Thursday, October 28, 2010

Syntax Highlighting

Update: I modified the code examples below to use the new colors.hex vocabulary.

It's a sometimes overlooked feature that Factor contains a syntax highlighting vocabulary that supports a decent number of programming languages. The vocabulary is called xmode, and is used to highlight entries submitted to Factor's pastebin.

I thought it would be fun to use xmode to implement syntax highlighting in the listener. When we're done, it will look something like this:


First, we will need to use several vocabularies:

USING: accessors assocs colors io io.encodings.utf8 io.files
io.styles kernel literals locals math math.parser sequences
xmode.catalog xmode.marker ;

We define named styles that will apply to the tokens that are parsed by the syntax highlighter. For convenience, we will use the colors.hex vocabulary to convert hexadecimal values to color tuples to build the stylesheet. In the stylesheet below, we use the same colors that are used in the pastebin.

CONSTANT: STYLES H{
    { "NULL"     H{ { foreground HEXCOLOR: 000000 } } }
    { "COMMENT1" H{ { foreground HEXCOLOR: cc0000 } } }
    { "COMMENT2" H{ { foreground HEXCOLOR: ff8400 } } }
    { "COMMENT3" H{ { foreground HEXCOLOR: 6600cc } } }
    { "COMMENT4" H{ { foreground HEXCOLOR: cc6600 } } }
    { "DIGIT"    H{ { foreground HEXCOLOR: ff0000 } } }
    { "FUNCTION" H{ { foreground HEXCOLOR: 9966ff } } }
    { "INVALID"  H{ { background HEXCOLOR: ffffcc }
                    { foreground HEXCOLOR: ff0066 } } }
    { "KEYWORD1" H{ { foreground HEXCOLOR: 006699 }
                    { font-style bold } } }
    { "KEYWORD2" H{ { foreground HEXCOLOR: 009966 }
                    { font-style bold } } }
    { "KEYWORD3" H{ { foreground HEXCOLOR: 0099ff }
                    { font-style bold } } }
    { "KEYWORD4" H{ { foreground HEXCOLOR: 66ccff }
                    { font-style bold } } }
    { "LABEL"    H{ { foreground HEXCOLOR: 02b902 } } }
    { "LITERAL1" H{ { foreground HEXCOLOR: ff00cc } } }
    { "LITERAL2" H{ { foreground HEXCOLOR: cc00cc } } }
    { "LITERAL3" H{ { foreground HEXCOLOR: 9900cc } } }
    { "LITERAL4" H{ { foreground HEXCOLOR: 6600cc } } }
    { "MARKUP"   H{ { foreground HEXCOLOR: 0000ff } } }
    { "OPERATOR" H{ { foreground HEXCOLOR: 000000 }
                    { font-style bold } } }
}

The xmode.catalog vocabulary provides support for looking up the type (or "mode") of the file. The xmode.marker vocabulary then provides support for converting each line into a stream of tokens. Each token allows access to a named style. Once we have the name of the appropriate style, we can then look it up and format the output.

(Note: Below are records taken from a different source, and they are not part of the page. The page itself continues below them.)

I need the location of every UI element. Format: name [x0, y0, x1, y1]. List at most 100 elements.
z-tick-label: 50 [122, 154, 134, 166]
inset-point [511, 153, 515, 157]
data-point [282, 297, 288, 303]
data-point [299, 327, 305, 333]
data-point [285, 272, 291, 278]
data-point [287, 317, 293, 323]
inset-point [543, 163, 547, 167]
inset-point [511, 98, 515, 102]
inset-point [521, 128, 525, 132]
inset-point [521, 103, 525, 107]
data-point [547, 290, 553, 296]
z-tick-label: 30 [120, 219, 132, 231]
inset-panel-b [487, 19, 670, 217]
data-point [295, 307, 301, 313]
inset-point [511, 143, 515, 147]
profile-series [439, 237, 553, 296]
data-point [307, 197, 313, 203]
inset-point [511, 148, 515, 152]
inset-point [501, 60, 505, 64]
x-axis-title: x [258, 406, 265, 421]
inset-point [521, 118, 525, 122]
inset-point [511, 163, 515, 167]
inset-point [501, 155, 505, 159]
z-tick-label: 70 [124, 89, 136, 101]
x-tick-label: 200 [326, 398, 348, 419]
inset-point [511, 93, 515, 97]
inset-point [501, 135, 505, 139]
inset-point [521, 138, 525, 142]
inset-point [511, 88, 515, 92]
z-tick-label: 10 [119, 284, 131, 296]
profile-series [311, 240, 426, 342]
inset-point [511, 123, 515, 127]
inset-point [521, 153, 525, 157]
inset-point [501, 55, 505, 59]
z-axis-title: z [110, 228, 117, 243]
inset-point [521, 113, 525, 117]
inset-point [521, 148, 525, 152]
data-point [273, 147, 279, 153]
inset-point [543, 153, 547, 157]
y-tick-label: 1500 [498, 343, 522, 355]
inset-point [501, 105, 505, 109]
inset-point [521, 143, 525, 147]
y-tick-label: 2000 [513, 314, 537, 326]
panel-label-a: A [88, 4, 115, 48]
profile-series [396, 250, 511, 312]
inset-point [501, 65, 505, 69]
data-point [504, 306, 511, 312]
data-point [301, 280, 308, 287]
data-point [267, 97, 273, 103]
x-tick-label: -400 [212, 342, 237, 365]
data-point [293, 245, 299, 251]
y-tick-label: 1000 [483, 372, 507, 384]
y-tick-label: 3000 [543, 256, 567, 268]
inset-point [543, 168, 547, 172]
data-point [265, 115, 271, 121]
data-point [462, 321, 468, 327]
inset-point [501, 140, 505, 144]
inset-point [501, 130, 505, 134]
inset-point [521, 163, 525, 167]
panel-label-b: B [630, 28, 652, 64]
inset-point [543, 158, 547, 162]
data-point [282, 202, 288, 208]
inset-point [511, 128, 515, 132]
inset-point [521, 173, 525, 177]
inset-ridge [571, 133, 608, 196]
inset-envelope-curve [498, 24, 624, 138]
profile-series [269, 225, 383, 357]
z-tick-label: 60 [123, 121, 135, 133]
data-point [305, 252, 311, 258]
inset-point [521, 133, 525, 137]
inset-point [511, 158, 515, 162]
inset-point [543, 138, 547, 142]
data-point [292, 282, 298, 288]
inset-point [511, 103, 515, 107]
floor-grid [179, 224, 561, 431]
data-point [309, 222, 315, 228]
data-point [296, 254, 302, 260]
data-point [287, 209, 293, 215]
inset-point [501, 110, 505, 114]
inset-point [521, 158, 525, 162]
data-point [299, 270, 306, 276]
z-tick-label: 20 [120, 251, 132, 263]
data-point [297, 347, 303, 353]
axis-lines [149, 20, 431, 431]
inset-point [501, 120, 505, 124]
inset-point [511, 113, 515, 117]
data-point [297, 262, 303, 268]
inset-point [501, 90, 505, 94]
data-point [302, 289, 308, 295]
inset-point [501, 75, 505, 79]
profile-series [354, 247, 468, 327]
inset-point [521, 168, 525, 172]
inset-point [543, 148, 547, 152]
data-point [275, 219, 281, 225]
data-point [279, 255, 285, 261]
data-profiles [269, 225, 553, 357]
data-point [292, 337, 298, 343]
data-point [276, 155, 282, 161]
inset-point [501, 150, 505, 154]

Putting that all together, we can implement the highlight. word.

: highlight-tokens ( tokens -- )
    [
        [ str>> ] [ id>> ] bi
        [ name>> STYLES at ] [ f ] if* format
    ] each nl ;

: highlight-lines ( lines mode -- )
    [ f ] 2dip load-mode [
        tokenize-line highlight-tokens
    ] curry each drop ;

:: highlight. ( path -- )
    path utf8 file-lines [
        path over first find-mode highlight-lines
    ] unless-empty ;

You should be able to paste the above code examples into your listener, to try it for yourself.

2 comments:

Unknown said...

This code gives an error on the last word. To begin with you have two colons beginning the definition and then the word 'path' is used both in the stack effect statement and as a word (undefined) in the main section of the definition.

I'm not sure if I'm missing something here.

mrjbq7 said...

Hi Alan,

Sorry, I forgot to "USE: locals".

I'm using "locals" which is a way to use names to refer to stack variables inside of a word definition. I thought the code would be a little easier to understand.

I updated the example. Thanks for the feedback!